L’impact de l’alimentation pour les difficultés articulaires chez le chien et le chat

Attention n’y voyez pas un retour à 100% carnivore comme nos loups. Il est prouvé que depuis environ 15 000 ans le chien ayant été domestiqué, il a la capacité de mieux digérer du précuit ou cuit, et a le gène «Amy2b» seul capable de digérer les amidons (céréales par ex.), gène que n’a pas le loup ! En fait le chien est un omnivore comme l’homme, avec un mix de 33/33/33 : 33% de viandes, 33% de féculent, 33% de légumes et fruits. Le chien mange comme et avec l’homme depuis ces très longues années. Ce pourquoi nos régimes alimentaires sont très proches. Il est important qu’il mange varié dès son plus jeune âge pour parfaire et consolider sa flore intestinale. A l’inverse on voit une mono alimentation avec par exemple toujours les mêmes croquettes. Vous voyez ainsi au moindre écart de nourriture, des vomissements, des selles liquides apparaître.

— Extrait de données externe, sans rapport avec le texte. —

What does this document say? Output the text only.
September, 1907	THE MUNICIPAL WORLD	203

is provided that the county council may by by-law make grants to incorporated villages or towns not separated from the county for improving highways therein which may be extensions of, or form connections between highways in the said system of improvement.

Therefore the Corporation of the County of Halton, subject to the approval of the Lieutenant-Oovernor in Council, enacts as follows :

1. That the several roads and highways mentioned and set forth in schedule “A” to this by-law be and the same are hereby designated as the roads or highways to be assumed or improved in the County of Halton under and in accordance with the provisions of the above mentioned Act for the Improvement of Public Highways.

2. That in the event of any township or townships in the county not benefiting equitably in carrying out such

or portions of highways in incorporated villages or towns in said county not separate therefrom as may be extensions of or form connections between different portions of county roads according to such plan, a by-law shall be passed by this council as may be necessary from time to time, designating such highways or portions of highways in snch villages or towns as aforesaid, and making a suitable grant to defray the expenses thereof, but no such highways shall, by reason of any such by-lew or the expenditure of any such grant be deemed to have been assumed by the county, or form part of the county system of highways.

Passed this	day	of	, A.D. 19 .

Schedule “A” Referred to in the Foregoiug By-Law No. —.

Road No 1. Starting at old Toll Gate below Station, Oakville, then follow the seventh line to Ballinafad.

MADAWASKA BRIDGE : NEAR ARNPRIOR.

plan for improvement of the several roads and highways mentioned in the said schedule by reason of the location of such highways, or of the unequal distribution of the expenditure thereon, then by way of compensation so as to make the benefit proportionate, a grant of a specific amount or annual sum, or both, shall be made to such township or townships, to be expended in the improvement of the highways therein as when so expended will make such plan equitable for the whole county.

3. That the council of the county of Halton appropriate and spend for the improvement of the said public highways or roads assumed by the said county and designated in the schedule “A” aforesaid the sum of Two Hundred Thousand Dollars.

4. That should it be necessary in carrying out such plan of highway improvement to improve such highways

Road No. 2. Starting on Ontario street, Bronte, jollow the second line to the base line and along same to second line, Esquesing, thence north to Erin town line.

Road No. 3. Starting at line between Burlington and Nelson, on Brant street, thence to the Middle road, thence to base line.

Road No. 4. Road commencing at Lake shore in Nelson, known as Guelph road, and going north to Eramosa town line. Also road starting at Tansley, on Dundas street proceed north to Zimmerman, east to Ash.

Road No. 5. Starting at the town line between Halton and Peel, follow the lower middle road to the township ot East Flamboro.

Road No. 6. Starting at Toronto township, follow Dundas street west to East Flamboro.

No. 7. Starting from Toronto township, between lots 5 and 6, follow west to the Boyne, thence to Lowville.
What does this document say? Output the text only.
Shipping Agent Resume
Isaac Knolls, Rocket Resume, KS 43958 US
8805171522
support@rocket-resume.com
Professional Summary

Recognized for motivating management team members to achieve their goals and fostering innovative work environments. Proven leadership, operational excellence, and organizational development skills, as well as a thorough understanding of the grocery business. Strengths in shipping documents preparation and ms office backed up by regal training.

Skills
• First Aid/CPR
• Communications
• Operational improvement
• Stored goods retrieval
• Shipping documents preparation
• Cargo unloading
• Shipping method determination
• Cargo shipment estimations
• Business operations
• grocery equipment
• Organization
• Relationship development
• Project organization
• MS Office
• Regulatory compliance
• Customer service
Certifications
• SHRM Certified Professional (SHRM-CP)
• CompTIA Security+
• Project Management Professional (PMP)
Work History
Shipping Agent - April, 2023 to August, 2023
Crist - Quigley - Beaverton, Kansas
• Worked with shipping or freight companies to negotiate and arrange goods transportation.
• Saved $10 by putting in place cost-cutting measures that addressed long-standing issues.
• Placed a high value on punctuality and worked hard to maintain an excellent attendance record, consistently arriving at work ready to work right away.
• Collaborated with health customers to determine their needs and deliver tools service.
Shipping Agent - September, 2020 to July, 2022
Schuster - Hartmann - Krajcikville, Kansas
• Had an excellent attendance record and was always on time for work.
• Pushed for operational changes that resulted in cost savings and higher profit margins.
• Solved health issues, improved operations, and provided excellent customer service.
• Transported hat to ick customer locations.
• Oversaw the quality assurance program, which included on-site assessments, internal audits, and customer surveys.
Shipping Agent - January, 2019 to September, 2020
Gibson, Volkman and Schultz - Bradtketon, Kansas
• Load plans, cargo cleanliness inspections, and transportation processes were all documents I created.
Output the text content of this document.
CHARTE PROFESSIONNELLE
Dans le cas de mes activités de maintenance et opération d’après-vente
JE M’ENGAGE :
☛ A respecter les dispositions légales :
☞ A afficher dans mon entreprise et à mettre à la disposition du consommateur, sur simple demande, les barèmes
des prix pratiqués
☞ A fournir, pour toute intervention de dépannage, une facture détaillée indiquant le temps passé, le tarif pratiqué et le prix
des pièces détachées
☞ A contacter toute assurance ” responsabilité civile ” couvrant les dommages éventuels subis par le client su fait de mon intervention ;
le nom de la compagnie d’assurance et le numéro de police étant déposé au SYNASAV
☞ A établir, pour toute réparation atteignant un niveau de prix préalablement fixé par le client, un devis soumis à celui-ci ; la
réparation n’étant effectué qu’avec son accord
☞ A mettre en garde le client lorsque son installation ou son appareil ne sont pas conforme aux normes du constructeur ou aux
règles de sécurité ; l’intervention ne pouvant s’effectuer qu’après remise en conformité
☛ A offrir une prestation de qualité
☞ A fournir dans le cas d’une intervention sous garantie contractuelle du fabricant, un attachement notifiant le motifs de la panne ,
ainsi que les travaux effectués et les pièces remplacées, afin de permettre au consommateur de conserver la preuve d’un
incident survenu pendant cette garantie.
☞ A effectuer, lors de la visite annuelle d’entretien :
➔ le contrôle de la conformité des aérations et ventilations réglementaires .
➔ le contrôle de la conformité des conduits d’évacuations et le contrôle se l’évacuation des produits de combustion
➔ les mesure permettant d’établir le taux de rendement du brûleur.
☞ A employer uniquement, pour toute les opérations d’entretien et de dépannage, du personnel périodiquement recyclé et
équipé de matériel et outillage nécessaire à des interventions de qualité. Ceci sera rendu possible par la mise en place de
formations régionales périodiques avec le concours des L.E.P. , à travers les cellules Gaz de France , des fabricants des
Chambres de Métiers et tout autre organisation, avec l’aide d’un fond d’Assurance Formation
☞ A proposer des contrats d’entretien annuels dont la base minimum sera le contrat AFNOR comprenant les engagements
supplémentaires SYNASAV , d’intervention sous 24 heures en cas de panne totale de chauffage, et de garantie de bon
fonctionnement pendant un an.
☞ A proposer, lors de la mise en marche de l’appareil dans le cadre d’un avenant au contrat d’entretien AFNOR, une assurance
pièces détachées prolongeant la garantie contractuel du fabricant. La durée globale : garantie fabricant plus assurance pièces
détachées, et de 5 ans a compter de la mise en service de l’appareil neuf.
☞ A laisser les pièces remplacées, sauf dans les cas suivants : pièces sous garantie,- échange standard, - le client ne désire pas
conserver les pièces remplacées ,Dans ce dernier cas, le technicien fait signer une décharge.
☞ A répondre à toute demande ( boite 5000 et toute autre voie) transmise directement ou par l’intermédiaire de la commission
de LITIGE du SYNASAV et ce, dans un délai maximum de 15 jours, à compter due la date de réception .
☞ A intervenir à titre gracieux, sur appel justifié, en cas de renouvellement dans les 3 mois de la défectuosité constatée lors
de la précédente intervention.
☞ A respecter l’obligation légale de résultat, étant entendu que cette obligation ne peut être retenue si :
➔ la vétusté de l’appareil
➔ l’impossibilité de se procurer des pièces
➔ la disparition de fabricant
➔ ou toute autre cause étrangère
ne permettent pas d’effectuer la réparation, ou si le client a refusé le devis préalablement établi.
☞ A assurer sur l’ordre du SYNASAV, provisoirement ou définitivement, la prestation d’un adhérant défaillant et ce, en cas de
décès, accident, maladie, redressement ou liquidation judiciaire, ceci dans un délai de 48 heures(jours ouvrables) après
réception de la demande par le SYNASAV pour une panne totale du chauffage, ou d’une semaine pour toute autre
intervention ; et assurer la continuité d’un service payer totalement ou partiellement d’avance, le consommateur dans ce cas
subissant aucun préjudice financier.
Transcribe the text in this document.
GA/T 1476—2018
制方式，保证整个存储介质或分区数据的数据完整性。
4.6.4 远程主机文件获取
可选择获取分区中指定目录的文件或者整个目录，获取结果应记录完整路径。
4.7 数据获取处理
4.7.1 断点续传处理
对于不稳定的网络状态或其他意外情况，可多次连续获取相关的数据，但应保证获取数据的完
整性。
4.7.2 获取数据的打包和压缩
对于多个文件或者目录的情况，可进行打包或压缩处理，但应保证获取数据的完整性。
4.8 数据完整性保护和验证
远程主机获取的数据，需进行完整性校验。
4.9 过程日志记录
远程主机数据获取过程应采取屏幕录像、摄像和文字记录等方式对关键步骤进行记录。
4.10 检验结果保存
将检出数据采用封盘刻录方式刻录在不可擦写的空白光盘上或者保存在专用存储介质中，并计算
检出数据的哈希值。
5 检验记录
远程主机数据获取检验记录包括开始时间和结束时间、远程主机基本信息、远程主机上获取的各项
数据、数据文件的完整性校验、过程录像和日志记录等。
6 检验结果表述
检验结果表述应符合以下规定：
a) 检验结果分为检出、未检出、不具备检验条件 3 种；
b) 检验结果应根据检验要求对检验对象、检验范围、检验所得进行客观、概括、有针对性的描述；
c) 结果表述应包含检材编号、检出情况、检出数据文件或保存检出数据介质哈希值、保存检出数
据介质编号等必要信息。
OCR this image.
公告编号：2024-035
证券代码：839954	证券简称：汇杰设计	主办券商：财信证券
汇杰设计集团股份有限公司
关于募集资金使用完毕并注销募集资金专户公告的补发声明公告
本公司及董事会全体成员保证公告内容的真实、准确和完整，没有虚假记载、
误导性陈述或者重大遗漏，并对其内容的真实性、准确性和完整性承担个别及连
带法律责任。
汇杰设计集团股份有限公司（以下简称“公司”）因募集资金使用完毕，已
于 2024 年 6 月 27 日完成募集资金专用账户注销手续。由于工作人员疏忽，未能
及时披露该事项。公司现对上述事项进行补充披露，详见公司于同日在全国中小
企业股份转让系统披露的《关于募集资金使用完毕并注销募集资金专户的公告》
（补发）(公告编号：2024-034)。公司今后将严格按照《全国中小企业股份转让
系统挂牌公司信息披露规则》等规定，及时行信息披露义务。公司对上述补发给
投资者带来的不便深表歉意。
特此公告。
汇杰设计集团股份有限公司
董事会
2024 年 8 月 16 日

Pour le chat c’est un peu différent, celui-ci doit ingérer beaucoup plus de viande, environ 50%, et son estomac est beaucoup plus chargé en acide que le chien. Le fait est qu’il ait été domestiqué par l’homme, bien que restant assez distant (sauvage), est la lutte contre les rongeurs. Donc il a gardé dans son instinct «stomacale» la grande part de viande dans son menu. Néanmoins le chat comme le chien a besoin de glucides, protides, lipides et oligo-éléments.